Gérardmer 2014 : palmarès et bilan

Simon Riaux | 3 février 2014
Simon Riaux | 3 février 2014

L'heure est venue de faire le bilan de cette 21ème édition du Festival du film fantastique de Gérardmer, ainsi que de revenir sur son palmarès. Ce dernier aura su sans mal distinguer les œuvres majeures de la sélection (à l'exception de Last days on Mars, toujours injustement considéré comme une horrible purge) et leur permettra – espérons-le – de jouir en France d'une exposition médiatique digne de ce nom.

 

Le grand gagnant est incontestablement The Babadook, récompensé par pas moins de quatre prix (du Jury ex-aequo, du Jury jeunes, du Public et de la Critique) et dont on se réjouit qu'il signe la révélation d'une réalisatrice appelée à compter. Excellente nouvelle que le prix du Jury ex-aequo attribué à Rigor Mortis, œuvre délirante et inclassable en provenance de Hong-Kong, qui aura laissé les festivaliers à genoux devant son infernale inventivité. Le Jury Syfy aura fait preuve d'audace et d'intelligence en honorant The Sacrament de Ti West, création attendue et pas totalement aboutie, dont la puissance dépressive fit planer sur les Vosges une gravité inattendue. On sera plus circonspects quant à l'attribution du Grand Prix à Miss Zombie, curiosité japonaise intrigante quoique un peu trop poseuse pour emporter notre complète adhésion. 

 

Après cinq jours de projections, de festivités, d'interviews, de débats et de digressions, ce sont principalement l'excitation et le soulagement qui ressortent de cette 21ème édition du Festival de Gérardmer. En effet, l'institution avait dû essuyer l'an passé quelques sévères critiques relatives à sa sélection et la tenue de sa ligne, critiques visiblement entendues et digérées. Car si l'on a pu regretter de ne pas voir certains films concourir directement en compétition, nombre de projections ont durablement marqué les rétines des spectateurs. Des œuvres telles que The Machine, Discopathe, Sonno Profondo, The Station ou encore Coherence ont ainsi animé la ferveur des festivaliers comme de la presse et témoignent d'un éclectisme et d'une variété aussi rassurantes qu'excitantes. On aimerait voir la compétition officielle moins portée sur une vision « auteurisante » du genre et réserver autant de croustillantes déviances que la sélection Hors Compétition, mais on ne va pas jouer au plus fin et plutôt se délecter des nombreuses surprises que nous a réservé le Festival.
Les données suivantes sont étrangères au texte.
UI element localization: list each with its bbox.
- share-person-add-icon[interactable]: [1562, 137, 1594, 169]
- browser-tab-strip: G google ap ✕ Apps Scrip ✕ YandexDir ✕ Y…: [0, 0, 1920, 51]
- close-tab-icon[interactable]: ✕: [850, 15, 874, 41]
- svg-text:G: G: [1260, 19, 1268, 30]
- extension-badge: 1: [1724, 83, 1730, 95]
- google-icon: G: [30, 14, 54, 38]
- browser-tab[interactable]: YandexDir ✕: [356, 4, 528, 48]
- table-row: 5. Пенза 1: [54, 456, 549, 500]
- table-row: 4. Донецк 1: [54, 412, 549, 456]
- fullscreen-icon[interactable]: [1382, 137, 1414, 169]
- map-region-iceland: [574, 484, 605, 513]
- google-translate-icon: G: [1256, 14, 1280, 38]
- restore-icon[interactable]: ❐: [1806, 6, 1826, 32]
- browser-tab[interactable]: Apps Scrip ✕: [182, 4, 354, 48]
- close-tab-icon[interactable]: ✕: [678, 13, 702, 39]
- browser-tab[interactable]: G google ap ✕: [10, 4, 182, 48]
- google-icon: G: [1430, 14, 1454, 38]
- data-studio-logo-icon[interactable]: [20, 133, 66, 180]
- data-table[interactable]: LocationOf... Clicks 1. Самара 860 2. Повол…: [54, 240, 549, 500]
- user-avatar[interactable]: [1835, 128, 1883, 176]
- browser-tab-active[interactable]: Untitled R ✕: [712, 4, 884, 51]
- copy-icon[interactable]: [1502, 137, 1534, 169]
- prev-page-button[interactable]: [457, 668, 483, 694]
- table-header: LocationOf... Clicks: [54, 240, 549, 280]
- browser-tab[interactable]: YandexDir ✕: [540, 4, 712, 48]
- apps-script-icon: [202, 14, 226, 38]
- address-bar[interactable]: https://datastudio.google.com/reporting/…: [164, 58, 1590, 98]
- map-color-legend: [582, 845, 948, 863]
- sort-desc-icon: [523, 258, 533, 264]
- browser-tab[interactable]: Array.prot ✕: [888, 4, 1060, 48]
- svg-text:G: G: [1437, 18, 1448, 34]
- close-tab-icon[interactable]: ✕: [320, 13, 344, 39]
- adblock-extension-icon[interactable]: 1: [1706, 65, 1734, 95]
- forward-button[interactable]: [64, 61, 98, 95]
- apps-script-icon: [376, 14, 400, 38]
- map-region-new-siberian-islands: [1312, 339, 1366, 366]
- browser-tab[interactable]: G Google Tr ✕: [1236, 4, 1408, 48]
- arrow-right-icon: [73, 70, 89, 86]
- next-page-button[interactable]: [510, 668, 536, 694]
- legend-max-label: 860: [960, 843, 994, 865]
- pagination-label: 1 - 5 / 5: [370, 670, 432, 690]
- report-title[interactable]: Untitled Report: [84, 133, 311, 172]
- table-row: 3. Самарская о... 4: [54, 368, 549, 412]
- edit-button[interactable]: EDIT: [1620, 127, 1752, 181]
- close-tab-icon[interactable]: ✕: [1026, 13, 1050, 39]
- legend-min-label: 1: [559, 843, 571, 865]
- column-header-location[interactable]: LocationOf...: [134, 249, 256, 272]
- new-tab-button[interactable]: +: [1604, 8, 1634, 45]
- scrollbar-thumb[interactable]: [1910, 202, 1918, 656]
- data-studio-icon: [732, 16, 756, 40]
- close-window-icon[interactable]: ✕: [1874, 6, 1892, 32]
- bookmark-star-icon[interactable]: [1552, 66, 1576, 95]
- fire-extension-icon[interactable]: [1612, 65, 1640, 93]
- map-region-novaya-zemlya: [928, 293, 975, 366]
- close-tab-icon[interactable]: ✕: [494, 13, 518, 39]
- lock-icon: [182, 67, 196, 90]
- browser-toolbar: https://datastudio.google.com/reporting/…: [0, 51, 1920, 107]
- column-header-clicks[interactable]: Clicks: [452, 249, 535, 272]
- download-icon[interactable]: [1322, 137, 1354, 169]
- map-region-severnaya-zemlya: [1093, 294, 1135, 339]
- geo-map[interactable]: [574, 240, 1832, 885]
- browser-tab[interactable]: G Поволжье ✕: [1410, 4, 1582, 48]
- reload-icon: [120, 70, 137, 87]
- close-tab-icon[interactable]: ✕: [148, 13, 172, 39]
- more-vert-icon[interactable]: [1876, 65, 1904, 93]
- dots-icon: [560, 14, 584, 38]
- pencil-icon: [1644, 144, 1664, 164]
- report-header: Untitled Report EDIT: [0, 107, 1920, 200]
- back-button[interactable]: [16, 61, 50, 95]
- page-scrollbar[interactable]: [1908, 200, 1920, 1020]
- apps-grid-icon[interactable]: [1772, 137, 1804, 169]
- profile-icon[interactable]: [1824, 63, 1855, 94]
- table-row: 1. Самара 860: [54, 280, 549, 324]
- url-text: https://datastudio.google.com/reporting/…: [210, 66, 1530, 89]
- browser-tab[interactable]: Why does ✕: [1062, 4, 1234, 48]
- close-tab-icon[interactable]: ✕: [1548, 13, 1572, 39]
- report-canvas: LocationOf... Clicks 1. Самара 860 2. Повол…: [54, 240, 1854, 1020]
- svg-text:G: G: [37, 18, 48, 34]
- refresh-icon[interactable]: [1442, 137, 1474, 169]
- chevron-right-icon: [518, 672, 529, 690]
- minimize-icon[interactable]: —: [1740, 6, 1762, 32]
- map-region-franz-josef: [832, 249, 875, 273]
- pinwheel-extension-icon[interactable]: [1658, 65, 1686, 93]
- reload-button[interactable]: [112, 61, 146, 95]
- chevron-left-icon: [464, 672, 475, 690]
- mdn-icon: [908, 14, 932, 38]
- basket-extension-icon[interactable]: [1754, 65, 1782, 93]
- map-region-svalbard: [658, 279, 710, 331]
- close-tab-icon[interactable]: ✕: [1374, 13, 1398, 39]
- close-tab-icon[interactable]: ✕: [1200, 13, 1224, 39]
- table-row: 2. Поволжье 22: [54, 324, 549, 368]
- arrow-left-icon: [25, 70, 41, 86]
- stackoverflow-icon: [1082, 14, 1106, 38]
Enfin, il convient évidemment de saluer au sein de la compétition la présence des œuvres récompensées par les divers jurys, dont les qualités et l'exigence auront été largement remarquées. Ainsi n'est-il pas irraisonnable d'espérer que la révélation Babadook préfigure d'une nouvelle salve d'œuvres déterminantes révélées par le Festival dans les années à venir. Histoire d'en rajouter une couche, bénissons également Gérardmer pour avoir donné l'occasion aux plus fins esthètes de se re-faire une idée du très sympathique Last days on Mars.

Un très grand merci aux formidables bénévoles et aux équipes du Public System Cinema, dont la chaleur, la réactivité et le dynamisme ont une nouvelle fois fait des merveilles.